Today, the yeast strain is a hybrid of the original import and another commercial variety and the brewery is under the stewardship of Costa and wife Eva. The plan is to place greater focus on La Sir̬ne, taking it to new levels in terms of output Рsomething that will be music to the ears of beer lovers who have already sampled their wares.


The growing La Sirene range

Among the beers they will be able to get their hands on is the Praline, a decadent blend of chocolate, vanilla and toasted nuts that is based on a Belgian stout and manages to be relatively light on the palate and dry at the finish despite a recipe list that includes Mexican cocoa, organic Indonesian vanilla and local hazelnuts. It’s a combination that proved a winning one at GABS, much to Costa’s delight.

“It’s humbling. I’m rapt,” he says. “It’s great to get that sort of feedback. It shows that our level of creativity is what people want.

“We had done some trial batches and got it to where we thought it was a nice blend. It’s quite a luxuriant beer but not sickly sweet and is the darkest beer that we’ve ever done; in fact, it was the first dark beer we’ve ever done and has set the bar quite high for us now.”

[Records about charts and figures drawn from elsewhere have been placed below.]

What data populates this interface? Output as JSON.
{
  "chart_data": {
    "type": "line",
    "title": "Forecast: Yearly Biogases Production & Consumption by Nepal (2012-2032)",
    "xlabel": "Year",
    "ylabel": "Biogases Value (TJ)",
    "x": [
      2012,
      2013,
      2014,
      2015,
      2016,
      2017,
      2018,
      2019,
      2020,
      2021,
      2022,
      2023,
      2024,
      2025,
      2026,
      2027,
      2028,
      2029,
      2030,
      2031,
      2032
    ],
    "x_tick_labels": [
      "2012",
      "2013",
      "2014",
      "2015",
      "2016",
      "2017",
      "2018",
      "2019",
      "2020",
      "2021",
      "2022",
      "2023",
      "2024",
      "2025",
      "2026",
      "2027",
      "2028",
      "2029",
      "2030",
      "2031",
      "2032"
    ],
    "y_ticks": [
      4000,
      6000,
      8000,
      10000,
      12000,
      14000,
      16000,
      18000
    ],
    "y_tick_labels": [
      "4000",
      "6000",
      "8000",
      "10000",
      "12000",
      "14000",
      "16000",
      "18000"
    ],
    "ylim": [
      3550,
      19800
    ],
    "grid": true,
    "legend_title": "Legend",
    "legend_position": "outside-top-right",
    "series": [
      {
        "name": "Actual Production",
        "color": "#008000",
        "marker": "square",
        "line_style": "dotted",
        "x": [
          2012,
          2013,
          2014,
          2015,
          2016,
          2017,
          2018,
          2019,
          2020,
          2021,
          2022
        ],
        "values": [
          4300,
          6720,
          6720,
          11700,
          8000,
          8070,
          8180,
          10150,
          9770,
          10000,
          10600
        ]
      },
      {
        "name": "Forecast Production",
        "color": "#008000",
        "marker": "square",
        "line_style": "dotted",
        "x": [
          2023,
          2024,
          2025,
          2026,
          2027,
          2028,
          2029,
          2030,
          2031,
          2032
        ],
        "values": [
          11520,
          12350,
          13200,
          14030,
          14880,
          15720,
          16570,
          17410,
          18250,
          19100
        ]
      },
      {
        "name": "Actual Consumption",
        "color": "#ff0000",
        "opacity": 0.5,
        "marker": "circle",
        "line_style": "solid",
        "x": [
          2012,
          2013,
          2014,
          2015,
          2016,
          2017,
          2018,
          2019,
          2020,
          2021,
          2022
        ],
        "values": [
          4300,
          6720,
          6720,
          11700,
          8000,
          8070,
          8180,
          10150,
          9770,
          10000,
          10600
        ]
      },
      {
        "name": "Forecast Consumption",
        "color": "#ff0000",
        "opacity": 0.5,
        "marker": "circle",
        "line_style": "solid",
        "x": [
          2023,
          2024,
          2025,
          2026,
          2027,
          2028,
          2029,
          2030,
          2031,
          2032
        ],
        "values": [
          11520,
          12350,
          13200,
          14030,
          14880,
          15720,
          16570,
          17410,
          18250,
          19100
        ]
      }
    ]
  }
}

As for choosing what style of beer to brew, he says the intention was to create something suitable for winter and also to combine two of his favourite things: Belgian beer and Belgian chocolate. What’s more, “you will never catch us doing an IPA,” he says.

Following its win, the Praline has been brewed again and is likely to become part of La Sirène’s ever-expanding core range, which is set to feature its straight Saison and Wild Saison plus the returning Farmhouse Red and a new Saison de Miel brewed with honey from the Bellarine Peninsula.

Further down the line, there will be some seriously limited releases too. The brewery has a small but steadily growing collection of barrels inside of which a number of experimental brews are developing. Thanks to his winemaking background, Costa has an in depth knowledge of cooperages and which local wineries obtain their barrels from the finest French coopers. And, such is his passion for working with oak, 50 more barrels are already on order while he is eyeing up a second warehouse adjacent to the current one, ready to expand the La Sirène operation.

Having spent the past few years almost constantly on the road fitting breweries and consulting for others, it seems that the decision to stay at home a little longer – not to mention the recent win at GABS – is creating considerable excitement for the future.

“I’ve been at the brewery full time for the past month,” he says. “And I don’t want to leave!”